PDF(Pubmed)
Abstract:
Proteolytic processing of human immunodeficiency virus type 1 particles mediated by viral protease (PR) is essential for acquiring virus infectivity. Activation of PR embedded in Gag-Pol is triggered by Gag-Pol dimerization during virus assembly. We previously reported that amino acid substitutions at the RT tryptophan repeat motif destabilize virus-associated RT and attenuate the ability of efavirenz (EFV, an RT dimerization enhancer) to increase PR-mediated Gag cleavage efficiency. Furthermore, a single amino acid change at RT significantly reduces virus yields due to enhanced Gag cleavage. These data raise the possibility of the RT domain contributing to PR activation by promoting Gag-Pol dimerization.
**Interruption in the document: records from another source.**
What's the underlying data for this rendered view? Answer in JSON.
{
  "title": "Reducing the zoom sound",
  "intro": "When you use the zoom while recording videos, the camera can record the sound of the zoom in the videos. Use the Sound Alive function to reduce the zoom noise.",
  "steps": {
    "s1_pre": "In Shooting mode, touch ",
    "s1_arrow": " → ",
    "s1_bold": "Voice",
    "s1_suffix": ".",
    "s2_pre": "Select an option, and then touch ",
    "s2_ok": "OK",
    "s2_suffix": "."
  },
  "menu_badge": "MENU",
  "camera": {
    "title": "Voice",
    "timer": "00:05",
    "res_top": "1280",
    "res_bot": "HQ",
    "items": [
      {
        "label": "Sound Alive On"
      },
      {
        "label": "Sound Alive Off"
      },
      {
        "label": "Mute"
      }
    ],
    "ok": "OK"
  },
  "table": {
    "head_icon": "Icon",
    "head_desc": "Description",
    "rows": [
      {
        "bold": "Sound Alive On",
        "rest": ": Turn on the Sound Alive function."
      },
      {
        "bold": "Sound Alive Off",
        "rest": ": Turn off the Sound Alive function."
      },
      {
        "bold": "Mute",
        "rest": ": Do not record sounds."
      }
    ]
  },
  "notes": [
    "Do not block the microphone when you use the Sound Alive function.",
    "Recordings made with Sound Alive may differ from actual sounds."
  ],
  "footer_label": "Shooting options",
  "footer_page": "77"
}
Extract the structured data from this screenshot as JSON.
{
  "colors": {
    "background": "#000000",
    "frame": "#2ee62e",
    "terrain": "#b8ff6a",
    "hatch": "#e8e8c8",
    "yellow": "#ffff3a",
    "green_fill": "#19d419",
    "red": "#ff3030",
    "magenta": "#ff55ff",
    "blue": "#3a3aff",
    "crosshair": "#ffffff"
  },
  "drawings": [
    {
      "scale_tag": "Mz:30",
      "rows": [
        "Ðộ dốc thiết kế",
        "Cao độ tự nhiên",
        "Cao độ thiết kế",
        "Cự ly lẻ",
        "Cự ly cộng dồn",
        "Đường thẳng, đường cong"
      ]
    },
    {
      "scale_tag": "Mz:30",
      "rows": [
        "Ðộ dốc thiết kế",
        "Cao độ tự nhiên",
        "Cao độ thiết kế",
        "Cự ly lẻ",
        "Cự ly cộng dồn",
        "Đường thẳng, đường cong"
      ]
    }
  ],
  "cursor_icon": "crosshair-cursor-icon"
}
To test this hypothesis, we investigated the putative involvement of a hydrophobic leucine repeat motif (LRM) spanning RT L282 to L310 in RT/RT interactions. We found that LRM amino acid substitutions led to RT instability and that RT is consequently susceptible to degradation by PR. The LRM mutants exhibited reduced Gag cleavage efficiencies while attenuating the EFV enhancement of Gag cleavage. In addition, an RT dimerization-defective mutant, W401A, reduced enhanced Gag cleavage via a leucine zipper (LZ) motif inserted at the deleted Gag-Pol region. Importantly, the presence of RT and integrase domains failed to counteract the LZ enhancement of Gag cleavage. A combination of the Gag cleavage enhancement factors EFV and W402A markedly impaired Gag cleavage, indicating a disruption of W402A Gag-Pol dimerization following EFV binding to W402A Gag-Pol. Our results support the idea that RT modulates PR activation by affecting Gag-Pol/Gag-Pol interaction. IMPORTANCE A stable reverse transcriptase (RT) p66/51 heterodimer is required for HIV-1 genome replication in host cells following virus entry. The activation of viral protease (PR) to mediate virus particle processing helps viruses acquire infectivity following cell release. RT and PR both appear to be major targets for inhibiting HIV-1 replication. We found a strong correlation between impaired p66/51RT stability and deficient PR-mediated Gag cleavage, suggesting that RT/RT interaction is critical for triggering PR activation via the promotion of adequate Gag-Pol dimerization. Accordingly, RT/RT interaction is a potentially advantageous method for anti-HIV/AIDS therapy if it is found to simultaneously block PR and RT enzymatic activity.
摘要:
由病毒蛋白酶(PR)介导的1型人类免疫缺陷病毒颗粒的蛋白水解加工对于获得病毒感染性至关重要。在病毒组装期间,由Gag-Pol二聚化触发嵌入Gag-Pol中的PR的激活。我们以前报道过,RT色氨酸重复基序的氨基酸取代会破坏与病毒相关的RT的稳定性,并削弱依非韦仑的能力(EFV,RT二聚化增强子)以增加PR介导的Gag切割效率。此外,由于增强的Gag切割,在RT下的单个氨基酸变化显著降低病毒产量。这些数据提高了RT结构域通过促进Gag-Pol二聚化而有助于PR活化的可能性。为了检验这个假设,我们调查了RT/RT相互作用中跨越RTL282至L310的疏水性亮氨酸重复基序(LRM)的推定参与。我们发现LRM氨基酸取代导致RT不稳定,因此RT易于被PR降解。LRM突变体表现出降低的Gag切割效率,同时减弱Gag切割的EFV增强。此外,RT二聚化缺陷突变体,W401A,通过插入缺失的Gag-Pol区的亮氨酸拉链(LZ)基序减少增强的Gag切割。重要的是,RT和整合酶结构域的存在未能抵消Gag裂解的LZ增强。Gag裂解增强因子EFV和W402A的组合显著损害Gag裂解,表明在EFV与W402AGag-Pol结合后W402AGag-Pol二聚化的破坏。我们的结果支持RT通过影响Gag-Pol/Gag-Pol相互作用来调节PR激活的观点。重要性病毒进入后宿主细胞中HIV-1基因组复制需要稳定的逆转录酶(RT)p66/51异二聚体。病毒蛋白酶(PR)介导病毒颗粒加工的活化有助于病毒在细胞释放后获得感染性。RT和PR似乎都是抑制HIV-1复制的主要目标。我们发现p66/51RT稳定性受损与PR介导的Gag切割缺陷之间存在很强的相关性,表明RT/RT相互作用对于通过促进充分的Gag-Pol二聚化来触发PR激活至关重要。因此,如果发现RT/RT相互作用同时阻断PR和RT酶活性,则它是抗HIV/AIDS治疗的潜在有利方法。